Bush campaign gets donation from so-called 'con man' California businessman is sought by many who say he owes them money.

May 08, 1992|By Los Angeles Times

LOS ANGELES -- Last week in Washington, the Republican Party held the single biggest political fund-raiser in American history, a lavish black tie affair that raised $9 million. The largest donation -- $400,000 -- came from Michael Kojima, a mysterious Japanese-American businessman from Los Angeles who sat at the head table with President and Barbara Bush.

The next day, party stalwarts, reporters and prominent Japanese-American businessmen began asking each other, "Who is Michael Kojima?"

The Republican Party, the party of traditional family and business values, isn't going to like the answers.

For starters, Mr. Kojima's two teen-aged sons call him a "con man."

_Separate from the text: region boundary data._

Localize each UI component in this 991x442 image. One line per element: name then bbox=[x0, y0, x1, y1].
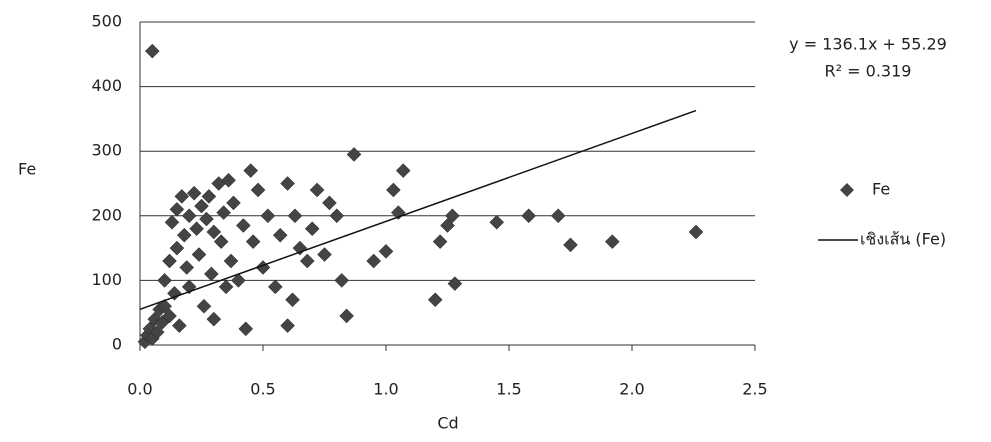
y-tick-label: 200 bbox=[91, 205, 122, 224]
point bbox=[170, 202, 184, 216]
point bbox=[207, 312, 221, 326]
point bbox=[217, 206, 231, 220]
point bbox=[322, 196, 336, 210]
point bbox=[605, 235, 619, 249]
point bbox=[522, 209, 536, 223]
x-tick-label: 2.5 bbox=[742, 380, 767, 399]
x-tick-label: 0.5 bbox=[250, 380, 275, 399]
x-tick-label: 1.0 bbox=[373, 380, 398, 399]
point bbox=[226, 196, 240, 210]
legend-label: Fe bbox=[872, 180, 890, 199]
point bbox=[180, 260, 194, 274]
point bbox=[199, 212, 213, 226]
point bbox=[386, 183, 400, 197]
point bbox=[318, 248, 332, 262]
legend-marker bbox=[840, 183, 854, 197]
point bbox=[448, 277, 462, 291]
point bbox=[293, 241, 307, 255]
point bbox=[300, 254, 314, 268]
point bbox=[268, 280, 282, 294]
point bbox=[273, 228, 287, 242]
point bbox=[165, 215, 179, 229]
point bbox=[190, 222, 204, 236]
chart: Fe Cd y = 136.1x + 55.29 R² = 0.319 Fe เ… bbox=[0, 0, 991, 442]
point bbox=[305, 222, 319, 236]
x-axis-title: Cd bbox=[437, 414, 458, 433]
point bbox=[310, 183, 324, 197]
point bbox=[182, 209, 196, 223]
trend-equation: y = 136.1x + 55.29 bbox=[789, 35, 947, 54]
point bbox=[330, 209, 344, 223]
y-tick-label: 300 bbox=[91, 141, 122, 160]
point bbox=[197, 299, 211, 313]
point bbox=[251, 183, 265, 197]
x-tick-label: 0.0 bbox=[127, 380, 152, 399]
point bbox=[175, 189, 189, 203]
point bbox=[288, 209, 302, 223]
point bbox=[219, 280, 233, 294]
point bbox=[347, 147, 361, 161]
legend-label: เชิงเส้น (Fe) bbox=[860, 230, 946, 249]
point bbox=[261, 209, 275, 223]
point bbox=[236, 218, 250, 232]
point bbox=[396, 164, 410, 178]
point bbox=[340, 309, 354, 323]
point bbox=[490, 215, 504, 229]
point bbox=[192, 248, 206, 262]
x-tick-label: 2.0 bbox=[619, 380, 644, 399]
point bbox=[286, 293, 300, 307]
point bbox=[689, 225, 703, 239]
point bbox=[433, 235, 447, 249]
y-axis-title: Fe bbox=[18, 160, 36, 179]
point bbox=[158, 273, 172, 287]
point bbox=[244, 164, 258, 178]
point bbox=[379, 244, 393, 258]
point bbox=[145, 44, 159, 58]
point bbox=[246, 235, 260, 249]
y-tick-label: 500 bbox=[91, 12, 122, 31]
point bbox=[281, 177, 295, 191]
point bbox=[335, 273, 349, 287]
point bbox=[551, 209, 565, 223]
point bbox=[239, 322, 253, 336]
point bbox=[367, 254, 381, 268]
point bbox=[172, 319, 186, 333]
point bbox=[564, 238, 578, 252]
y-tick-label: 0 bbox=[112, 335, 122, 354]
point bbox=[163, 254, 177, 268]
point bbox=[170, 241, 184, 255]
point bbox=[204, 267, 218, 281]
y-tick-label: 400 bbox=[91, 76, 122, 95]
y-tick-label: 100 bbox=[91, 270, 122, 289]
point bbox=[281, 319, 295, 333]
trend-r2: R² = 0.319 bbox=[825, 62, 912, 81]
point bbox=[177, 228, 191, 242]
point bbox=[224, 254, 238, 268]
point bbox=[428, 293, 442, 307]
point bbox=[187, 186, 201, 200]
x-tick-label: 1.5 bbox=[496, 380, 521, 399]
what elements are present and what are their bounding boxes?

His company, International Marketing Bureau, from whose assets he told fund-raisers the donation came, is nine months delinquent on its California state tax return. Moreover, records show, it is run out of the office of his wife's student exchange program -- a purportedly charitable endeavor incorporated for "public benefit."

When one of Mr. Kojima's several former wives heard about her husband's generous donation this week, she burst into tears. Mr. Kojima, she said, still owes her $100,000 -- not to mention child support payments she says he failed to make over the years.

"He doesn't even support his own sons," said Soon Kojima, a Los Angeles garment designer who has a $100,000 court judgment against her former husband. "How can he give so much to the Republican Party? I do not understand. I ask President Bush, please give money back. I would be very, very appreciative. My sons need (the money) for college."

Also chasing Mr. Kojima are North Carolina flounder fishermen, Indonesian bankers, Japanese shippers, and a Los Angeles shopping center chain. All told, the party's newest deep pocket appears to be well over $1 million in debt.

Mr. Kojima's questionable past exemplifies precisely the sorts of problems that have led to widespread calls for cleaning up the virtually unlimited flow of big-money contributions into political campaigns.

In theory, current federal law limits political contributions to $5,000. But in practice, loopholes allow virtually unlimited contributions. Congress recently passed a law to place some limits on those loopholes, but Mr. Bush is expected to veto the bill.